Majewski Sebastian, Szewczyk Karolina, Żal Aleksandra, Białas Adam J, Miłkowska-Dymanowska Joanna, Piotrowski Wojciech J
Department of Pneumology, Medical University of Lodz, 90-153 Lodz, Poland.
Department of Pathobiology of Respiratory Diseases, Medical University of Lodz, 90-153 Lodz, Poland.
J Clin Med. 2021 Aug 28;10(17):3864. doi: 10.3390/jcm10173864.
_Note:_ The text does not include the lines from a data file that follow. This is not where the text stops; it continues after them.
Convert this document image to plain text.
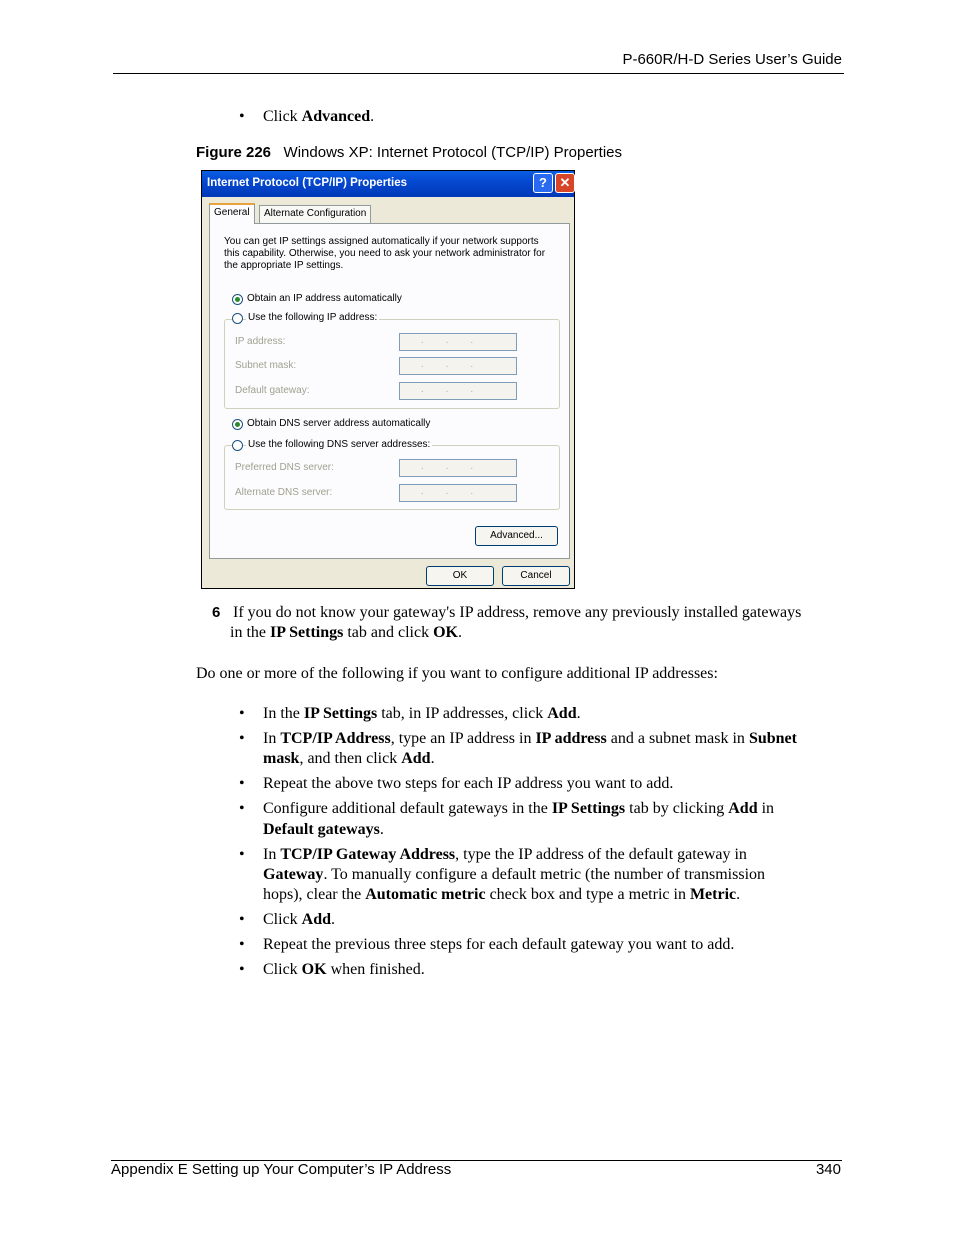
P-660R/H-D Series User’s Guide
• Click Advanced.
Figure 226 Windows XP: Internet Protocol (TCP/IP) Properties
Internet Protocol (TCP/IP) Properties	? ✕
General	Alternate Configuration
You can get IP settings assigned automatically if your network supports
this capability. Otherwise, you need to ask your network administrator for
the appropriate IP settings.
Obtain an IP address automatically
Use the following IP address:
IP address:	...
Subnet mask:	...
Default gateway:	...
Obtain DNS server address automatically
Use the following DNS server addresses:
Preferred DNS server:	...
Alternate DNS server:	...
Advanced...
OK	Cancel
6 If you do not know your gateway's IP address, remove any previously installed gateways
in the IP Settings tab and click OK.
Do one or more of the following if you want to configure additional IP addresses:
• In the IP Settings tab, in IP addresses, click Add.
• In TCP/IP Address, type an IP address in IP address and a subnet mask in Subnet
mask, and then click Add.
• Repeat the above two steps for each IP address you want to add.
• Configure additional default gateways in the IP Settings tab by clicking Add in
Default gateways.
• In TCP/IP Gateway Address, type the IP address of the default gateway in
Gateway. To manually configure a default metric (the number of transmission
hops), clear the Automatic metric check box and type a metric in Metric.
• Click Add.
• Repeat the previous three steps for each default gateway you want to add.
• Click OK when finished.
Appendix E Setting up Your Computer’s IP Address	340
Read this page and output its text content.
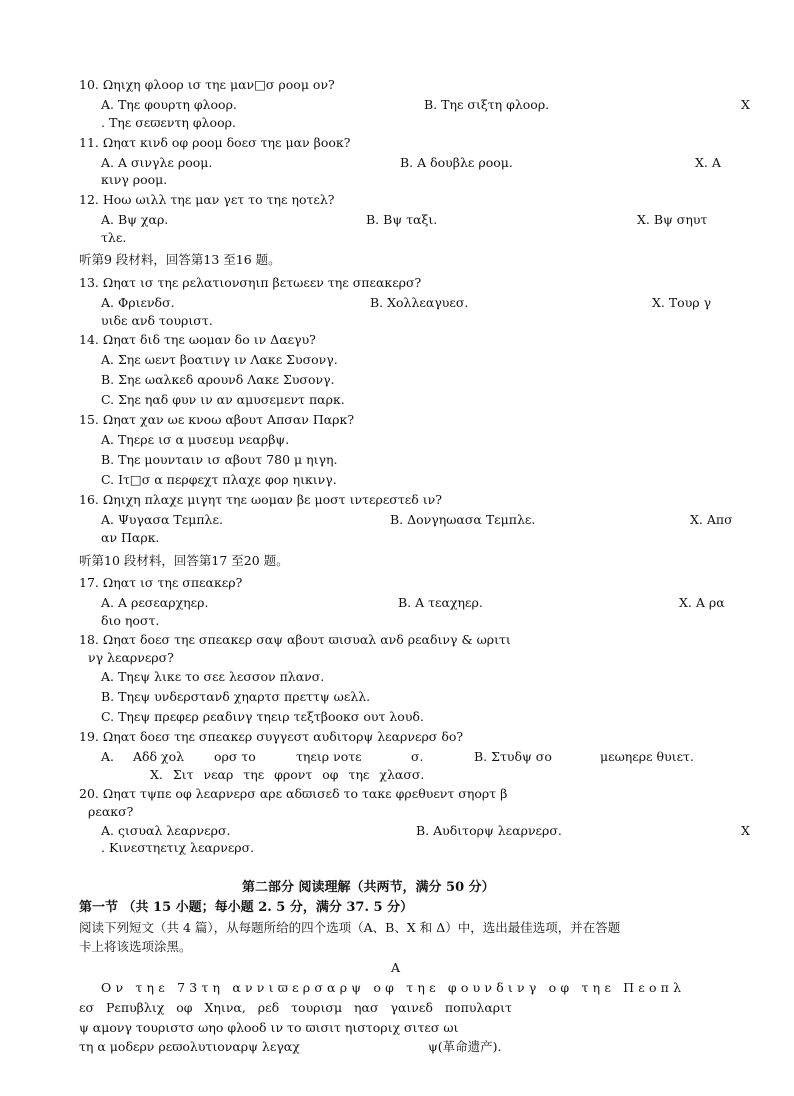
10. Ωηιχη φλοορ ισ τηε μαν□σ ροομ ον?
A. Τηε φουρτη φλοορ.	B. Τηε σιξτη φλοορ.	X
. Τηε σεϖεντη φλοορ.
11. Ωηατ κινδ οφ ροομ δοεσ τηε μαν βοοκ?
A. Α σινγλε ροομ.	B. Α δουβλε ροομ.	X. Α
κινγ ροομ.
12. Ηοω ωιλλ τηε μαν γετ το τηε ηοτελ?
A. Βψ χαρ.	B. Βψ ταξι.	X. Βψ σηυτ
τλε.
听第9 段材料，回答第13 至16 题。
13. Ωηατ ισ τηε ρελατιονσηιπ βετωεεν τηε σπεακερσ?
A. Φριενδσ.	B. Χολλεαγυεσ.	X. Τουρ γ
υιδε ανδ τουριστ.
14. Ωηατ διδ τηε ωομαν δο ιν Δαεγυ?
A. Σηε ωεντ βοατινγ ιν Λακε Συσονγ.
B. Σηε ωαλκεδ αρουνδ Λακε Συσονγ.
C. Σηε ηαδ φυν ιν αν αμυσεμεντ παρκ.
15. Ωηατ χαν ωε κνοω αβουτ Απσαν Παρκ?
A. Τηερε ισ α μυσευμ νεαρβψ.
B. Τηε μουνταιν ισ αβουτ 780 μ ηιγη.
C. Ιτ□σ α περφεχτ πλαχε φορ ηικινγ.
16. Ωηιχη πλαχε μιγητ τηε ωομαν βε μοστ ιντερεστεδ ιν?
A. Ψυγασα Τεμπλε.	B. Δονγηωασα Τεμπλε.	X. Απσ
αν Παρκ.
听第10 段材料，回答第17 至20 题。
17. Ωηατ ισ τηε σπεακερ?
A. Α ρεσεαρχηερ.	B. Α τεαχηερ.	X. Α ρα
διο ηοστ.
18. Ωηατ δοεσ τηε σπεακερ σαψ αβουτ ϖισυαλ ανδ ρεαδινγ & ωριτι
νγ λεαρνερσ?
A. Τηεψ λικε το σεε λεσσον πλανσ.
B. Τηεψ υνδερστανδ χηαρτσ πρεττψ ωελλ.
C. Τηεψ πρεφερ ρεαδινγ τηειρ τεξτβοοκσ ουτ λουδ.
19. Ωηατ δοεσ τηε σπεακερ συγγεστ αυδιτορψ λεαρνερσ δο?
A. Αδδ χολ ορσ το	τηειρ νοτε	σ.	B. Στυδψ σο	μεωηερε θυιετ.
X. Σιτ νεαρ τηε φροντ οφ τηε χλασσ.
20. Ωηατ τψπε οφ λεαρνερσ αρε αδϖισεδ το τακε φρεθυεντ σηορτ β
ρεακσ?
A. ςισυαλ λεαρνερσ.	B. Αυδιτορψ λεαρνερσ.	X
. Κινεστηετιχ λεαρνερσ.
第二部分 阅读理解（共两节，满分 50 分）
第一节 （共 15 小题；每小题 2. 5 分，满分 37. 5 分）
阅读下列短文（共 4 篇），从每题所给的四个选项（Α、Β、Χ 和 Δ）中，选出最佳选项，并在答题
卡上将该选项涂黑。
A
Ον τηε 73τη αννιϖερσαρψ οφ τηε φουνδινγ οφ τηε Πεοπλ
εσ Ρεπυβλιχ οφ Χηινα, ρεδ τουρισμ ηασ γαινεδ ποπυλαριτ
ψ αμονγ τουριστσ ωηο φλοοδ ιν το ϖισιτ ηιστοριχ σιτεσ ωι
τη α μοδερν ρεϖολυτιοναρψ λεγαχ	ψ(革命遗产).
Idiopathic pulmonary fibrosis (IPF) is a progressive and inevitably fatal disease with a heterogeneous clinical course. This study aimed to evaluate the usefulness of circulating biomarkers in routine IPF clinical practice. We conducted an exploratory study in a cohort of 28 IPF subjects qualified for anti-fibrotic therapy with up to 24 months serial measurements of seven IPF biomarkers, including those that are well-established, Krebs von den Lungen-6 (KL-6), surfactant protein D (SP-D), matrix metalloproteinase 7 (MMP-7), and more recently introduced ones, cancer antigen 19-9 (CA19-9), cancer antigen 125 (CA-125), chemokine (C-C motif) ligand 18 (CCL18), and periostin. Among studied biomarkers, SP-D had the highest diagnostic accuracy to differentiate IPF subjects from controls, followed by MMP-7 and KL-6. At each study timepoint, KL-6 levels correlated inversely with forced vital capacity % predicted (FVC% pred.), and transfer factor of the lung for carbon monoxide % predicted (T% pred.), while SP-D levels correlated inversely with FVC% pred. and T% pred. at 24 months of anti-fibrotic therapy. Baseline KL-6 and CA19-9 concentrations were significantly elevated in patients with progressive disease in comparison to patients with stable disease. In addition, in the progressors subgroup CA19-9 concentrations significantly increased over the second year of study follow-up. In patients with progressive disease, we observed a significant inverse correlation between a change in SP-D levels and a change in FVC% pred. in the first year of treatment, whereas in the second year a significant inverse correlation between a change in KL-6 levels and a change in FVC% pred. was noted. Our study findings support the view that both well-established IPF biomarkers, including KL-6, SP-D, and MMP-7, and more recently introduced ones, like CA19-9, have the potential to support clinical practice in IPF.
特发性肺纤维化(IPF)是一种具有异质性临床病程的进行性且不可避免会致命的疾病。本研究旨在评估循环生物标志物在IPF常规临床实践中的有用性。我们对一组符合抗纤维化治疗条件的28例IPF患者进行了一项探索性研究,对七种IPF生物标志物进行了长达24个月的连续测量,其中包括已被广泛认可的克雷伯斯-冯-登-卢根-6(KL-6)、表面活性蛋白D(SP-D)、基质金属蛋白酶7(MMP-7),以及最近引入的癌抗原19-9(CA19-9)、癌抗原125(CA-125)、趋化因子(C-C基序)配体18(CCL18)和骨膜蛋白。在所研究的生物标志物中,SP-D区分IPF患者与对照组的诊断准确性最高,其次是MMP-7和KL-6。在每个研究时间点,KL-6水平与预测的用力肺活量百分比(FVC%pred.)以及预测的肺一氧化碳转运因子百分比(T%pred.)呈负相关,而在抗纤维化治疗24个月时,SP-D水平与FVC%pred.和T%pred.呈负相关。与病情稳定的患者相比,病情进展患者的基线KL-6和CA19-9浓度显著升高。此外,在病情进展亚组中,CA19-9浓度在研究随访的第二年显著增加。在病情进展的患者中,我们观察到治疗第一年SP-D水平的变化与FVC%pred.的变化之间存在显著负相关,而在第二年,KL-6水平的变化与FVC%pred.的变化之间存在显著负相关。我们的研究结果支持这样一种观点,即包括KL-6、SP-D和MMP-7在内的已被广泛认可的IPF生物标志物以及最近引入的如CA19-9等生物标志物都有可能为IPF的临床实践提供支持。